Let's assume that the babysitters do not have their start and end times necessarily on the hour, and suppose we had an algorithm A that solves the problem in this case. I claim that we can use A to solve the sorting problem. Given positive integers $x_1,\ldots,x_n$, we want to sort them. Choose an integer $N > \sum_{i=1}^n x_i$. Let's say now that for each $i$, $1 \leq i \leq n$, that babysitter $i$ has a rate of $N-x_i$, and offers services from time $x_i/n \cdot 24$ to time $24$. Let's also consider an additional $0$th baby sitter which has rate $N$ and offers services for the whole $24$ hours. Using the algorithm, we'll find that the babysitters we use, in chronological order, have decreasing rates, and thus are increasing order in terms of their associated integers. Thus we've solved sorting in linear time plus the time of $A$. Under the normal model of computation, this forces the runtime of $A$ to be $\Omega(n \log n)$ since sorting can't be solved faster than $\theta(n \log n)$.

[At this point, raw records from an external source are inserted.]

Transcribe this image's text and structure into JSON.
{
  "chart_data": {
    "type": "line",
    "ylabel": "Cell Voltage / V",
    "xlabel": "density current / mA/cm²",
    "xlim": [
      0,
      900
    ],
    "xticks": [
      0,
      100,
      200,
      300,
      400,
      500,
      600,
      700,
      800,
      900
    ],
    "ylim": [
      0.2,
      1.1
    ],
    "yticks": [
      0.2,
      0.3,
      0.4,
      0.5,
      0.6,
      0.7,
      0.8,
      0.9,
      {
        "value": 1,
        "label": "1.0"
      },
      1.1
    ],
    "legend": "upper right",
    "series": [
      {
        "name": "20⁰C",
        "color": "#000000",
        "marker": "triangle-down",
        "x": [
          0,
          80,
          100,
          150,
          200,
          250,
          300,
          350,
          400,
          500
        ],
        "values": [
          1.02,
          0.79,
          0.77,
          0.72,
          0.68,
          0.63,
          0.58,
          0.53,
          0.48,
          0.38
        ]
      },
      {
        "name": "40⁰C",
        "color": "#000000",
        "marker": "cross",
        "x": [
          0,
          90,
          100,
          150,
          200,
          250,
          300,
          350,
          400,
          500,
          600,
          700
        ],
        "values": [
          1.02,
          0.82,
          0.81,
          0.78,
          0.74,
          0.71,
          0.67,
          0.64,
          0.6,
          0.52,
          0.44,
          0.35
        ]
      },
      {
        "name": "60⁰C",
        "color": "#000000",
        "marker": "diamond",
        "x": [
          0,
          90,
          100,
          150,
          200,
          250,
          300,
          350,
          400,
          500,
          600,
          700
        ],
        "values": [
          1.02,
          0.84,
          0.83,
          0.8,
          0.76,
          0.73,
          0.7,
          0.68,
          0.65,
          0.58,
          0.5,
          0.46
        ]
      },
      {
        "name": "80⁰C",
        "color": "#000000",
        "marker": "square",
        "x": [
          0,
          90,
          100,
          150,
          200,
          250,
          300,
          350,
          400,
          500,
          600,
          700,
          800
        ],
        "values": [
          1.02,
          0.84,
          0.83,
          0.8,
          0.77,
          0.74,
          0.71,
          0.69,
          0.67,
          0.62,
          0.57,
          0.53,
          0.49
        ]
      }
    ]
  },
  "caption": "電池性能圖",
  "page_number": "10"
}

If the number of starting and end times possible is finite, then this changes, and there is a linear time algorithm. What you do is make an array indexed by possible start/end times. Run through the babysitters and mark a start and end time at the appropriate place in the array. Then walk through the array, and at each point when a baby sitter ends/begins availability, update the optimal babysitter at that point. The time for walk is $O(n)$ since over the whole walk, you consider each baby sitter only twice, when they begin availability or when they end availability.